All this apps belong to a handful of rather big companies, which are in turn heavily monitored and quasi-content-controlled by the regulators and state elements. They can be integrated into each other, to keep the user in this tightly controlled eco-system of Chinese apps. The rest is walled off by the GFW.
None of those tools are open source by any definition. It is also almost impossible to sign up anonymously as 90% of al the services are tied to a cellphone number that is registered with your real name and ID data. There is a lively illegal market for illegal WeChat accounts etc. but to most normal users, that is a bridge too far.
The irony is though, that many software developers in China are highly reliant on Open Source products in return. Github is still an essential repository many Chinese software developers have access to, it is not blocked by the GFW. That in turn has lead to at times weird situations, where Chinese activists have used Github to publish censored information .
The owner of the site, Microsoft, tries to keep such occurrences under control, aiding the Chinese censorships machine in its efforts, but Github is still too vital for the Chinese government, its teaching institutions and companies, to actually shut it out. Sometimes they block certain repositories, but never the whole domain access.

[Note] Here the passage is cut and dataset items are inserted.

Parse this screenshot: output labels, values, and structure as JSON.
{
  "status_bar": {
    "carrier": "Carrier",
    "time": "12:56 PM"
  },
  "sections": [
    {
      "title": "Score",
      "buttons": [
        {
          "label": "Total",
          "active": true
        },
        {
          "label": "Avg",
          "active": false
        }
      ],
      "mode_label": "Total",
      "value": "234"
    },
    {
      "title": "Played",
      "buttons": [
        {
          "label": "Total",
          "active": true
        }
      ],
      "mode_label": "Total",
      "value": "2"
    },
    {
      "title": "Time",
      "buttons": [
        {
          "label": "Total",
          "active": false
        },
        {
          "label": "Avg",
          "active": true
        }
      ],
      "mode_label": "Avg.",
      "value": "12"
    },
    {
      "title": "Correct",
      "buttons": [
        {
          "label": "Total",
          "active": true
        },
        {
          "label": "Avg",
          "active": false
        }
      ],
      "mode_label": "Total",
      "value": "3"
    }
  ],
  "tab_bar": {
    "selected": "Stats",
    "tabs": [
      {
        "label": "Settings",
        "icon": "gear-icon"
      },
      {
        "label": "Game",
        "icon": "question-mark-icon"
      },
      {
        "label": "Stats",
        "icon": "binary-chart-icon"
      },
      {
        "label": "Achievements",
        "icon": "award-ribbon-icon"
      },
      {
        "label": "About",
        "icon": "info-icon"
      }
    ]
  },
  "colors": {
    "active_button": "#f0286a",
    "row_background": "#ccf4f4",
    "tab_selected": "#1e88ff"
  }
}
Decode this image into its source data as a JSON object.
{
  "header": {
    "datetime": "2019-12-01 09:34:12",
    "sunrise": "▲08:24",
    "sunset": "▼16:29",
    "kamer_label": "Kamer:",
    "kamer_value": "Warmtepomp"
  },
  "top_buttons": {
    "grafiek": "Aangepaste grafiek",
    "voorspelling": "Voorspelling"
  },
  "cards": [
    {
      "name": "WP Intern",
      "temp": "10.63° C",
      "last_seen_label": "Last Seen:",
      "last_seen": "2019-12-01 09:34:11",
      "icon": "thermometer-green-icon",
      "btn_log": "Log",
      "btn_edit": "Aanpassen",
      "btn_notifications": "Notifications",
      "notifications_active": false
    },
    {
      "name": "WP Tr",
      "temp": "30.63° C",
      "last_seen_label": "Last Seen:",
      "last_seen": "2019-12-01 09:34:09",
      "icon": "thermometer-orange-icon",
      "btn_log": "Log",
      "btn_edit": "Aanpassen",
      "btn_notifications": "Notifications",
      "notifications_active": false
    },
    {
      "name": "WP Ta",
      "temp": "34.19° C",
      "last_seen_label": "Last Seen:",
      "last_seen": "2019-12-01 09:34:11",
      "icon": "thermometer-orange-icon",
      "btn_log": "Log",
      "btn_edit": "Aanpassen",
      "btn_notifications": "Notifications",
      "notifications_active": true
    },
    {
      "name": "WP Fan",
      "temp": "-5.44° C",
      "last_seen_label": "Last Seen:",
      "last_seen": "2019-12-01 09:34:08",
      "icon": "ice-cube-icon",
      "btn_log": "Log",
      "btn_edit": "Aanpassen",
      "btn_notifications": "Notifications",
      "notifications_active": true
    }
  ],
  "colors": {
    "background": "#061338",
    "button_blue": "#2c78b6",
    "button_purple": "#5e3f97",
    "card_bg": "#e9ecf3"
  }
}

I have to say though, that some very good tools are done by Chinese Open Source developers, who gifted the world some of the great tools on online-censorship-evation, like Shadowsocks, Fast Reverse Proxy etc. At times to great personal risk as a police visit might be always around the corner for them.
That said, the whole China-Net bubble is a very closed off ecosystem, where news flows, web use in general and online behavior is very tailored to the Chinese circumstances. That means, that an average Chinese online user, has a complete different understanding of how the internet works.
Often they struggle to operate outside this guard rails. Just the variety of web apps you have use in western countries, to emulate the same functionality of WeChat for example is for many ordinary Chinese just bewildering and unnecessary complicated.
The Chinese government has quickly understood that comfort can be used to built a fence. They work hard in corralling the user base more and more into this closed off world. Not just by using an increasingly powerful firewall system but by sheer conditioning of what tools to rely on to operate online. The bonus is, that most Chinese don’t even feel they are missing out. They have everything they need, in a way that is incredibly comfortable in their daily ( online ) life.
Under this circumstances it is totally preposterous to think, that China has a true motivation to go all in on true “Open Source” in a way it was intended by people like Linus Torvalds etc. Open Source means often just “free”.
Think about that, before you read all this “raving” articles and op-eds that celebrate DeepSeek’s “open source success”.